La mejora de la soja adquiere especial relevancia para la Argentina porque todavía queda una importante cantidad de mercadería de la campaña 2025/26 sin precio. Según los datos citados por AZ-Group, alrededor de 24,5 millones de toneladas permanecen sin vender, por lo que una recuperación de las cotizaciones internacionales puede convertirse en una oportunidad para mejorar los ingresos del productor y acelerar la comercialización.
China volvió a empujar a la oleaginosa
El factor que encendió la rueda fue una nueva operación confirmada por el Departamento de Agricultura de Estados Unidos (USDA). China compró 333.000 toneladas de soja estadounidense correspondiente a la campaña 2026/27, una señal que el mercado interpretó como una confirmación de que la demanda del principal importador mundial continúa activa.
Eugenio Irazuegui, responsable de Research de Zeni, destacó que se trata de una nueva tanda de cargamentos adquiridos por el gigante asiático. Los operadores esperan que el interés chino se mantenga sostenido durante las próximas semanas, especialmente ante la expectativa por el encuentro previsto entre Xi Jinping y Donald Trump el 24 de septiembre.

La reacción también estuvo acompañada por compras de fondos de inversión y una mejora en la cotización de la harina de soja, un producto clave para la alimentación animal.
El Niño suma un factor de incertidumbre
A la demanda china se agrega otro elemento que puede sostener los precios: el temor a que El Niño provoque excesos hídricos en la próxima campaña sudamericana. La consultora AZ-Group señaló que China mantiene parte de sus compras en Estados Unidos justamente por la incertidumbre sobre el comportamiento climático en Sudamérica.
El fenómeno suele asociarse con mayores precipitaciones en distintas zonas agrícolas de la región. Si las lluvias son excesivas, pueden afectar los cultivos, dificultar las labores y generar problemas durante la cosecha. Para el mercado, esa posibilidad agrega una prima de riesgo sobre la soja y contribuye a explicar la fortaleza de Chicago.

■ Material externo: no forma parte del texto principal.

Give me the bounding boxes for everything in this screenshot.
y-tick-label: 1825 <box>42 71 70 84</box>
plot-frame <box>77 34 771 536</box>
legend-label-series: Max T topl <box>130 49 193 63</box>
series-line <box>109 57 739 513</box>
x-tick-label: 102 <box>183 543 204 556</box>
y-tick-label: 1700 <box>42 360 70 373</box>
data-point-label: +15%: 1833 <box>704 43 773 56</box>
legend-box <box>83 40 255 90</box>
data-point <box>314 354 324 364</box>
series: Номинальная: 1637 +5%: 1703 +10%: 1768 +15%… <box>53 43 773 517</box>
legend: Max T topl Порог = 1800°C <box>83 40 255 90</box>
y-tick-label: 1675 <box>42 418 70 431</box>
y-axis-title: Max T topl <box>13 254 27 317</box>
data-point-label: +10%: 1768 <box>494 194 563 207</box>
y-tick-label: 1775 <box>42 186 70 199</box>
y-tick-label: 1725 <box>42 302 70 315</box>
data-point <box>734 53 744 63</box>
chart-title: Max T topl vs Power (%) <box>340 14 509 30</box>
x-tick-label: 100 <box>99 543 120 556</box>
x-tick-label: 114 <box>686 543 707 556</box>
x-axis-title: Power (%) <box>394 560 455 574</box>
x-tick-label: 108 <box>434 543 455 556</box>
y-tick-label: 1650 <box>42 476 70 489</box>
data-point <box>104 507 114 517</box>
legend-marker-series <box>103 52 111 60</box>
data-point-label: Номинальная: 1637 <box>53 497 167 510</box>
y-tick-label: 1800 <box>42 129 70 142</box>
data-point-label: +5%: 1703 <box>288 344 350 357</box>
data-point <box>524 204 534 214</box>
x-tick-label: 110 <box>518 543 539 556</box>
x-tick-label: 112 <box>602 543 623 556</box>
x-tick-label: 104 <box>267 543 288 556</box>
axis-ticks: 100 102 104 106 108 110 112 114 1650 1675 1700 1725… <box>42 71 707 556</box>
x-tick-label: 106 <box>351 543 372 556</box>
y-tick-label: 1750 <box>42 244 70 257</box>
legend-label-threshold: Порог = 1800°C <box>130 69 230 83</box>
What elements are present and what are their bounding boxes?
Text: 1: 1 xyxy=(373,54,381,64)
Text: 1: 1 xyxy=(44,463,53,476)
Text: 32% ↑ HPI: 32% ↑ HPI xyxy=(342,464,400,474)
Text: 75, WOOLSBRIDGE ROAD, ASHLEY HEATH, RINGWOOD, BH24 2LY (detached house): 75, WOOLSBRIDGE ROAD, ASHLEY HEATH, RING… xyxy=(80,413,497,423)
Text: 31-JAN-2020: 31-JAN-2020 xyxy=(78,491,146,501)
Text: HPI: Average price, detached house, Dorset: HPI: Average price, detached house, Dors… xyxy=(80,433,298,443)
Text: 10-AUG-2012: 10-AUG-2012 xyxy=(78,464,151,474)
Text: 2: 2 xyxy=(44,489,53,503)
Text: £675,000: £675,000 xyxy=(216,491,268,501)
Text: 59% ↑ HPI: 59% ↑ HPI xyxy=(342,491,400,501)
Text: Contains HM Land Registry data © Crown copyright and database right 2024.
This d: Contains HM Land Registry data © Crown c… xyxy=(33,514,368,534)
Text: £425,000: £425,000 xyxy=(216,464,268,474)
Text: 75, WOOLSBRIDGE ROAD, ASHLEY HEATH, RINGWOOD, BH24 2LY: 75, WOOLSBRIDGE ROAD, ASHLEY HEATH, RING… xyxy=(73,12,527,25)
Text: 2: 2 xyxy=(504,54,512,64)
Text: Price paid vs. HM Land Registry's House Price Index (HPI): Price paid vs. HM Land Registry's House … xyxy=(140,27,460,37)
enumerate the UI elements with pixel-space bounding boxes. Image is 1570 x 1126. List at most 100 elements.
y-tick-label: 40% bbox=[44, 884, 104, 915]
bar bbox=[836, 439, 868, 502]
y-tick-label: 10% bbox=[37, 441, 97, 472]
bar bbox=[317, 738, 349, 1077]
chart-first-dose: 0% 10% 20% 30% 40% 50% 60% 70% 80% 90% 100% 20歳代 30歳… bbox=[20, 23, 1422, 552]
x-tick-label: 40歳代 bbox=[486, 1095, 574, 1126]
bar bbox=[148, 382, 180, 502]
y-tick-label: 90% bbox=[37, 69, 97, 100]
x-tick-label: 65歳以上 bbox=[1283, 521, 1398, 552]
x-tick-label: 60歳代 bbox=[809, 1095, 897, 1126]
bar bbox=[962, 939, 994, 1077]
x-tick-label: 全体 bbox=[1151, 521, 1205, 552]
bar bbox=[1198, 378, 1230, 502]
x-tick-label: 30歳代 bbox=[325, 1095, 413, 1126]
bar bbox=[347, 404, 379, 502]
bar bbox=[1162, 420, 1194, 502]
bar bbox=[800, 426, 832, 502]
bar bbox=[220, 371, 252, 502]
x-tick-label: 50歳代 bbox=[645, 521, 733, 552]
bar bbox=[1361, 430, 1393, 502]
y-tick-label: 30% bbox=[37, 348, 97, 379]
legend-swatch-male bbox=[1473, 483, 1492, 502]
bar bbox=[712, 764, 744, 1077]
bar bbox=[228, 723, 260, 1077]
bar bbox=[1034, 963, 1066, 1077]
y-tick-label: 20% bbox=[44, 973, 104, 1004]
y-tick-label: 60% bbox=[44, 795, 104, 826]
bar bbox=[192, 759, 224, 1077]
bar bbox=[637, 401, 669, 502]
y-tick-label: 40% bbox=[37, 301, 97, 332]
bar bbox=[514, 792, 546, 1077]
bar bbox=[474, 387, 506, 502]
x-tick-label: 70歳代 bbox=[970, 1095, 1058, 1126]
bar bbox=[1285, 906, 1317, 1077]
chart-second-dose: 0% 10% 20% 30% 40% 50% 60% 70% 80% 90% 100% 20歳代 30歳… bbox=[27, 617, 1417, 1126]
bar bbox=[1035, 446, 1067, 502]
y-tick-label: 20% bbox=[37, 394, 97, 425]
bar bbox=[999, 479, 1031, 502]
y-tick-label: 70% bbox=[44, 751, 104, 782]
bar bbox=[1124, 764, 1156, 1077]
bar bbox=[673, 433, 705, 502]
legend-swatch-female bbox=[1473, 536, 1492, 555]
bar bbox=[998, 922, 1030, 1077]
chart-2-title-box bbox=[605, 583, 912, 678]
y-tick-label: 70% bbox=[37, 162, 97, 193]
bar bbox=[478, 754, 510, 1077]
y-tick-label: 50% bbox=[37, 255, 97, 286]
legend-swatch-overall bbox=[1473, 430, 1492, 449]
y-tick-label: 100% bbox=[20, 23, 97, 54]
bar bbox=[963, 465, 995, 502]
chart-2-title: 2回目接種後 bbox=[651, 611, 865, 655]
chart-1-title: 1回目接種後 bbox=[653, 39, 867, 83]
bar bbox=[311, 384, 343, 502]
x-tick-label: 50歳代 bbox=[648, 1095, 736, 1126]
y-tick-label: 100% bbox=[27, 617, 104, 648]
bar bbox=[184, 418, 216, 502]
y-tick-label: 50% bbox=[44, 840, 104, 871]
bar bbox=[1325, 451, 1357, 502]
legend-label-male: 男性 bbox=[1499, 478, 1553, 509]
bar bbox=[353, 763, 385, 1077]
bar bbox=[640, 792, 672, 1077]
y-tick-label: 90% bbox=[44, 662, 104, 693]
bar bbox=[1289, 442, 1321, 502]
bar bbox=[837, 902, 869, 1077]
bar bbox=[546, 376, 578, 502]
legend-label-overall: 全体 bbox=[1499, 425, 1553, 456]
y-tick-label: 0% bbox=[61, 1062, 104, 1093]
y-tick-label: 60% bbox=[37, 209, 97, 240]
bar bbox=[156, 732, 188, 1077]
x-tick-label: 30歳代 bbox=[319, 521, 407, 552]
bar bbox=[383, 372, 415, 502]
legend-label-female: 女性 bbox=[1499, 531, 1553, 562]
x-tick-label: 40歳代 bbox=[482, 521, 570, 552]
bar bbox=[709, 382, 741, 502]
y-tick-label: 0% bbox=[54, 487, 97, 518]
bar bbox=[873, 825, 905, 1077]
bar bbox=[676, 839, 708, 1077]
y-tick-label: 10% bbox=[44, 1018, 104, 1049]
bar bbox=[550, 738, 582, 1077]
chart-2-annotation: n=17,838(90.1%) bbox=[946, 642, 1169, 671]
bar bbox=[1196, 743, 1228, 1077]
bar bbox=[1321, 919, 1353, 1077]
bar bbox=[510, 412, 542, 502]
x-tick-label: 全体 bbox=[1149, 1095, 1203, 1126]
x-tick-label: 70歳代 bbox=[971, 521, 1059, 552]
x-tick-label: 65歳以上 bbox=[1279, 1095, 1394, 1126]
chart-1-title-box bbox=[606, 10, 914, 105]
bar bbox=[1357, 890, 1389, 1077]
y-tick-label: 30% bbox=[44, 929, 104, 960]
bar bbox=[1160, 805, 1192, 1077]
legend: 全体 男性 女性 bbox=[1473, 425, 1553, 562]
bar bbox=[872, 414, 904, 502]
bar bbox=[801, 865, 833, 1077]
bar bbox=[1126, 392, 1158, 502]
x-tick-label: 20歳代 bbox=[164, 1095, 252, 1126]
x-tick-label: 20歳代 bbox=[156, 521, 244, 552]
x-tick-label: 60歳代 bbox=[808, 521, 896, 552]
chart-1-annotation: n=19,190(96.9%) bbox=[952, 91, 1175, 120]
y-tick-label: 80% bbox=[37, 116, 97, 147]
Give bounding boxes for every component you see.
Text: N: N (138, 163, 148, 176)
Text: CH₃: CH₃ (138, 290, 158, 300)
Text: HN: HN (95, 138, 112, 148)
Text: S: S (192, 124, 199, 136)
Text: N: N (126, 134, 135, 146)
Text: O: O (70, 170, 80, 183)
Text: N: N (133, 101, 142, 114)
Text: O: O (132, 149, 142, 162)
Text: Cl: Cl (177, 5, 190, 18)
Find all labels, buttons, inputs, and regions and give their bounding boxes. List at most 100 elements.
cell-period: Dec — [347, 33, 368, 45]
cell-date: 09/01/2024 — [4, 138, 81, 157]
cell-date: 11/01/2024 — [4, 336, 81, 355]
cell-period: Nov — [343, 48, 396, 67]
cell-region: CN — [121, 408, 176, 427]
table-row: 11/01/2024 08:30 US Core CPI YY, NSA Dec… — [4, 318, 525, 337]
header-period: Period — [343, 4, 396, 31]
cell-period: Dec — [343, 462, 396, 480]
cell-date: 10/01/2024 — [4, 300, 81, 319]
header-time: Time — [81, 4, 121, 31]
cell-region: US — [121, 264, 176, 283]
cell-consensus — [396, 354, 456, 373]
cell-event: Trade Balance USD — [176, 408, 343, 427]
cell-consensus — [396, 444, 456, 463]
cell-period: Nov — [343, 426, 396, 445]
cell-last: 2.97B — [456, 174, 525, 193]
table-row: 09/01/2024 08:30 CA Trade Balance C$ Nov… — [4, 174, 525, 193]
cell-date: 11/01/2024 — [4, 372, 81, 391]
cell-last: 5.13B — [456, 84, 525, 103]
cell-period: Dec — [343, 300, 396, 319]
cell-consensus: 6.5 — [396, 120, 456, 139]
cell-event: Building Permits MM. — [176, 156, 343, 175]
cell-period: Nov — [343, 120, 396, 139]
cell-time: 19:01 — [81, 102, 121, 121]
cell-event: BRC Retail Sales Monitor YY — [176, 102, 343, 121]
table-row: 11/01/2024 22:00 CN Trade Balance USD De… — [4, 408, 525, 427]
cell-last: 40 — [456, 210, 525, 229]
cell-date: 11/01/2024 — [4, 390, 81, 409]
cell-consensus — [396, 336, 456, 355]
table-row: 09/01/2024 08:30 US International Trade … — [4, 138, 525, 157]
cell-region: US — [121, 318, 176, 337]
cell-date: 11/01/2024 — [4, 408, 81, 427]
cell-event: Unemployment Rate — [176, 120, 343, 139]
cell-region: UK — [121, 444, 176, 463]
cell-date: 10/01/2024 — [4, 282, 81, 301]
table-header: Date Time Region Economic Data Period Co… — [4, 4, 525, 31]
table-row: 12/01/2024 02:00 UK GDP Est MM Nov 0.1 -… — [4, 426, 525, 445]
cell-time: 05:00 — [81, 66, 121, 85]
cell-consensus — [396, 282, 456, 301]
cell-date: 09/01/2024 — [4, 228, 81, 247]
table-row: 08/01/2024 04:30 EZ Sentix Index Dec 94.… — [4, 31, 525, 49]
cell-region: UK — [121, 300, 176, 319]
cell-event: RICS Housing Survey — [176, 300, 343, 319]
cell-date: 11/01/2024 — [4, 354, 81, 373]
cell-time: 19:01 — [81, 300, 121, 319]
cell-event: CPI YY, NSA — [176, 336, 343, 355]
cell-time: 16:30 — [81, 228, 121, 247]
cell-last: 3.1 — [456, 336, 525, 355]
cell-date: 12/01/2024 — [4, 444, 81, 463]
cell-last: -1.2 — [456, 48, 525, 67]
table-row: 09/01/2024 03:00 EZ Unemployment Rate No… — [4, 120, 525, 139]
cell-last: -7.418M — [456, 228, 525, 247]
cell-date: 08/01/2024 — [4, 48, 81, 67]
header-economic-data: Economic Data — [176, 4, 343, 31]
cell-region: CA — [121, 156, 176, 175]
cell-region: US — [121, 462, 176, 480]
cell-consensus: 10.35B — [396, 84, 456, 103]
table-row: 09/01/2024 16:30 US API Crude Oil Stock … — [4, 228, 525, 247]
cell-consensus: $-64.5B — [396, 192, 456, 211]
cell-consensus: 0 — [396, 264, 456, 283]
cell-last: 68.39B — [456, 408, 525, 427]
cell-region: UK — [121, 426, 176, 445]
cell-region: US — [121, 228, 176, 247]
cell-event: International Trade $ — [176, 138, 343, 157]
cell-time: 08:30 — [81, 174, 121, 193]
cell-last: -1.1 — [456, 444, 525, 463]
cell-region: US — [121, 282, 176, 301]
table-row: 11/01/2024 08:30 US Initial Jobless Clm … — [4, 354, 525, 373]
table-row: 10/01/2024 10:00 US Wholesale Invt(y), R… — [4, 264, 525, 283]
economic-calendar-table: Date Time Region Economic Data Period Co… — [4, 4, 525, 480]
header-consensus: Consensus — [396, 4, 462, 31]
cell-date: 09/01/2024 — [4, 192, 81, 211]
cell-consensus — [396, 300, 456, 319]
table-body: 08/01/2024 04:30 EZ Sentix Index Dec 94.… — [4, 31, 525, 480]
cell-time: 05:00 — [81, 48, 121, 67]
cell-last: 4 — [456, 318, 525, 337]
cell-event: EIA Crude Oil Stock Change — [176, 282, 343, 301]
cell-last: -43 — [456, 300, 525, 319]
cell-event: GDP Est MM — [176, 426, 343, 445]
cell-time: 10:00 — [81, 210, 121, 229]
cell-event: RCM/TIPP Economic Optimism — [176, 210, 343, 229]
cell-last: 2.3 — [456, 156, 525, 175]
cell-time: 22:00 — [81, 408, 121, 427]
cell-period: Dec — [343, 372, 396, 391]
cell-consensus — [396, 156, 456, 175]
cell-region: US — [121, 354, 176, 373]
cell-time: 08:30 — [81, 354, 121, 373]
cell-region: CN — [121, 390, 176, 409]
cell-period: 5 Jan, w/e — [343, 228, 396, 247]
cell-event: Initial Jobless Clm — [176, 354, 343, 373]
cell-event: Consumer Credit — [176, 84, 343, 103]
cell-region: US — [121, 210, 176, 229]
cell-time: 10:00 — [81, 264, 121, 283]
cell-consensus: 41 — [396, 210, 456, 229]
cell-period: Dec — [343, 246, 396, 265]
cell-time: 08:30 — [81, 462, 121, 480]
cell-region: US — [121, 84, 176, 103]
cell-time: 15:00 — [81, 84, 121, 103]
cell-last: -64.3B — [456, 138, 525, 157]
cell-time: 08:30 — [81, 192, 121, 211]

Sin embargo, no todos los factores fueron alcistas. La caída del precio del petróleo limitó parte de la recuperación de la oleaginosa, aunque no alcanzó para frenar el fuerte avance generado por la demanda china y las preocupaciones climáticas.
Argentina ya siente la mejora
El salto de Chicago tuvo un traslado parcial al mercado local. En Rosario, la soja disponible terminó la jornada en US$354,50 por tonelada, US$4 por encima del cierre anterior. Para AZ-Group, valores en torno de US$350 permiten mejorar significativamente las cuentas de los productores.
El precio también puede comenzar a modificar las decisiones para la campaña 2026/27. Según la consultora, una soja cercana a US$350 por tonelada puede hacer viable la siembra en campos de rindes medios o alejados de los puertos que, con valores de US$300, podían quedar fuera de los planes productivos.

El dato comercial es todavía más importante si se considera el volumen pendiente de venta. Hasta ahora se comercializó cerca del 51% de la cosecha 2025/26, entre negocios con precio definido y operaciones que todavía deben fijarlo. Por lo tanto, la suba internacional encuentra a los productores argentinos con una enorme cantidad de soja todavía disponible para comercializar.
El trigo también se suma al movimiento
Mientras la soja recibió el impulso de China, el trigo encontró su propio argumento alcista en el conflicto entre Rusia y Ucrania. El contrato septiembre en Chicago avanzó US$16,54 y cerró en US$268,41 por tonelada, debido a las dificultades para sostener las exportaciones desde el Mar Negro.
Los ataques sobre puertos ucranianos obligaron a desviar cargamentos hacia el Danubio, mientras que una terminal rusa de Novorossiysk sufrió daños por drones. La instalación tiene capacidad para despachar 7,1 millones de toneladas de granos por año, cerca del 14% de las exportaciones rusas de la campaña 2025/26.